Pochłonęła z zawrotną szybkością to, co miała na talerzu, ciągle dziękując brunetce, że nie przeszła obok niej obojętnie i jej pomogła. Tylko co dalej? Pożegnamy się, pewnie już więcej jej nie spotkam, ale ciągle będę się zadręczać, co się z nią stało… jeden obiad jej życia nie uratuje… cholera… Zapytawszy się, czy dziewczyna chce coś jeszcze zjeść, wyciągnęła z kieszeni portfel i zostawiła na stole niewielką kwotę z napiwkiem.

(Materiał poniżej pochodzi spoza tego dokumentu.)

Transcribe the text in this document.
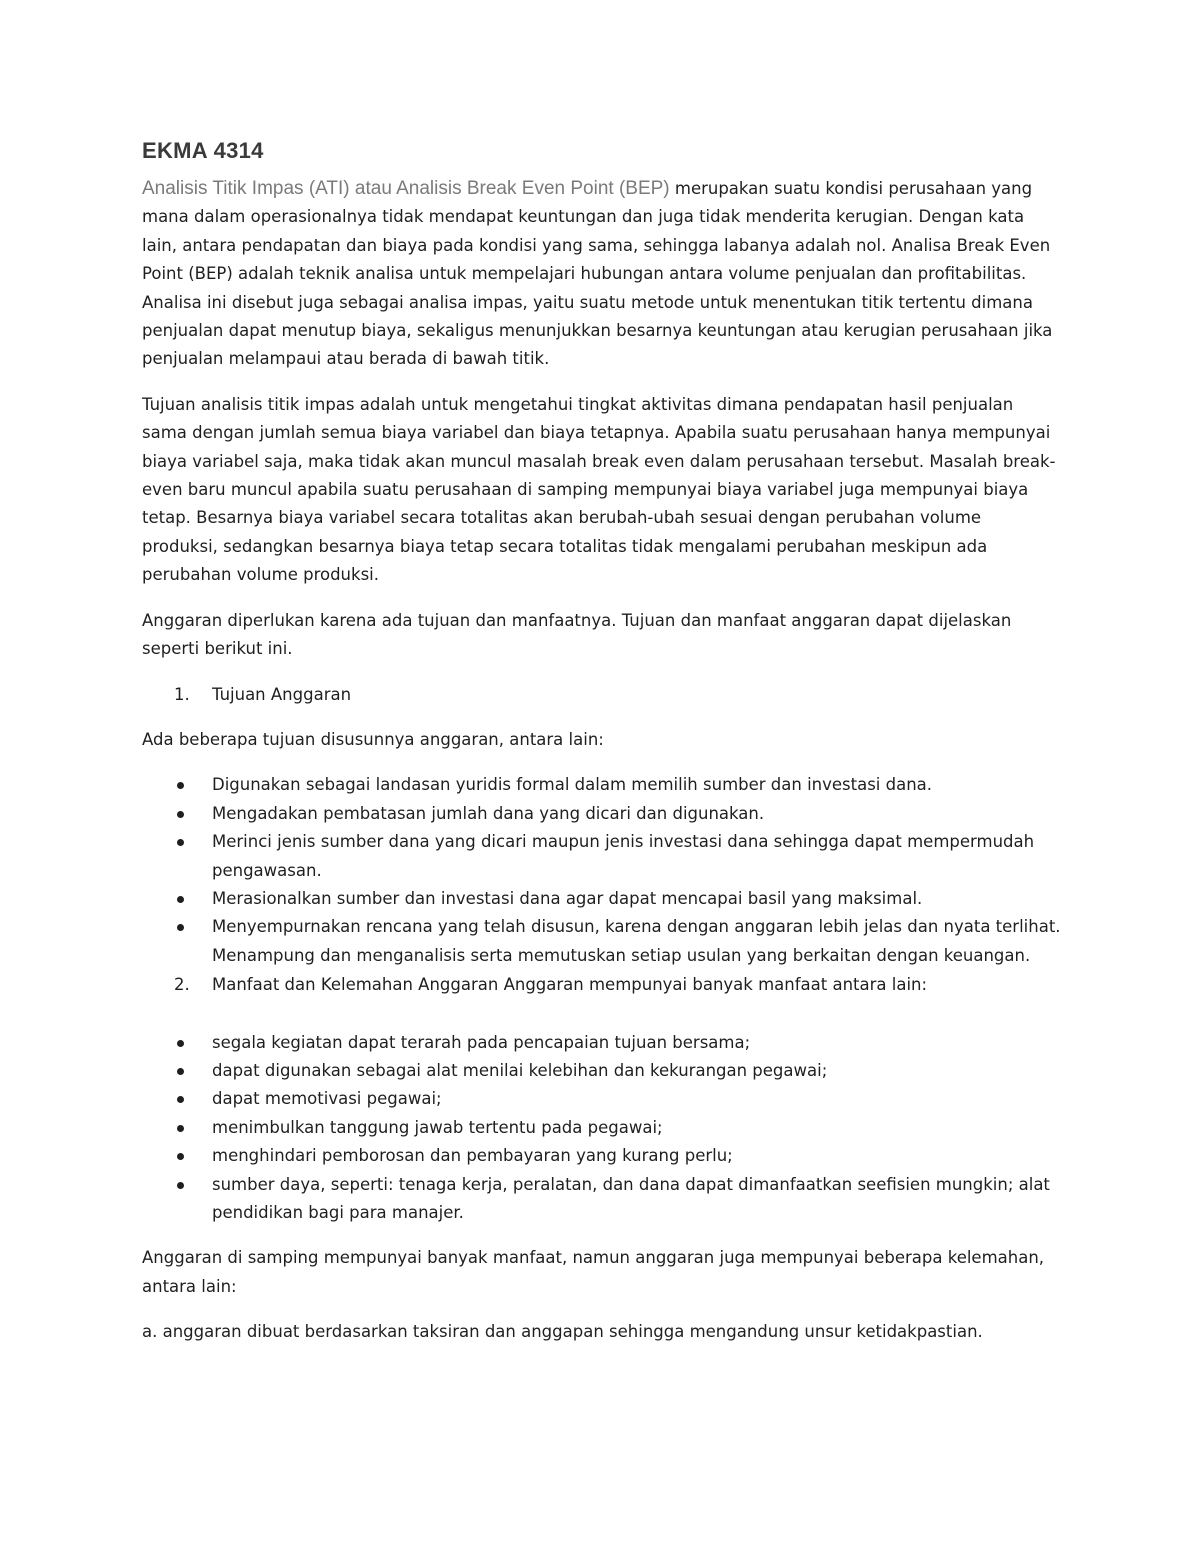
EKMA 4314

Analisis Titik Impas (ATI) atau Analisis Break Even Point (BEP) merupakan suatu kondisi perusahaan yang mana dalam operasionalnya tidak mendapat keuntungan dan juga tidak menderita kerugian. Dengan kata lain, antara pendapatan dan biaya pada kondisi yang sama, sehingga labanya adalah nol. Analisa Break Even Point (BEP) adalah teknik analisa untuk mempelajari hubungan antara volume penjualan dan profitabilitas. Analisa ini disebut juga sebagai analisa impas, yaitu suatu metode untuk menentukan titik tertentu dimana penjualan dapat menutup biaya, sekaligus menunjukkan besarnya keuntungan atau kerugian perusahaan jika penjualan melampaui atau berada di bawah titik.

Tujuan analisis titik impas adalah untuk mengetahui tingkat aktivitas dimana pendapatan hasil penjualan sama dengan jumlah semua biaya variabel dan biaya tetapnya. Apabila suatu perusahaan hanya mempunyai biaya variabel saja, maka tidak akan muncul masalah break even dalam perusahaan tersebut. Masalah break-even baru muncul apabila suatu perusahaan di samping mempunyai biaya variabel juga mempunyai biaya tetap. Besarnya biaya variabel secara totalitas akan berubah-ubah sesuai dengan perubahan volume produksi, sedangkan besarnya biaya tetap secara totalitas tidak mengalami perubahan meskipun ada perubahan volume produksi.

Anggaran diperlukan karena ada tujuan dan manfaatnya. Tujuan dan manfaat anggaran dapat dijelaskan seperti berikut ini.

1. Tujuan Anggaran

Ada beberapa tujuan disusunnya anggaran, antara lain:

Digunakan sebagai landasan yuridis formal dalam memilih sumber dan investasi dana.
Mengadakan pembatasan jumlah dana yang dicari dan digunakan.
Merinci jenis sumber dana yang dicari maupun jenis investasi dana sehingga dapat mempermudah pengawasan.
Merasionalkan sumber dan investasi dana agar dapat mencapai basil yang maksimal.
Menyempurnakan rencana yang telah disusun, karena dengan anggaran lebih jelas dan nyata terlihat. Menampung dan menganalisis serta memutuskan setiap usulan yang berkaitan dengan keuangan.
2. Manfaat dan Kelemahan Anggaran Anggaran mempunyai banyak manfaat antara lain:
segala kegiatan dapat terarah pada pencapaian tujuan bersama;
dapat digunakan sebagai alat menilai kelebihan dan kekurangan pegawai;
dapat memotivasi pegawai;
menimbulkan tanggung jawab tertentu pada pegawai;
menghindari pemborosan dan pembayaran yang kurang perlu;
sumber daya, seperti: tenaga kerja, peralatan, dan dana dapat dimanfaatkan seefisien mungkin; alat pendidikan bagi para manajer.

Anggaran di samping mempunyai banyak manfaat, namun anggaran juga mempunyai beberapa kelemahan, antara lain:

a. anggaran dibuat berdasarkan taksiran dan anggapan sehingga mengandung unsur ketidakpastian.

Zawahała się i sięgnęła jeszcze po resztę pieniędzy, które miała w środku.

- Weź… nie starczy ci na długo, ale nie mam więcej przy sobie…

- O-och… nie mogę… j-już pani za mnie teraz zapłaciła i w ogóle… t-to za dużo… - patrzyła się na siedemdziesiąt dolarów, które leżały przed nią – nie mogę zabrać pani…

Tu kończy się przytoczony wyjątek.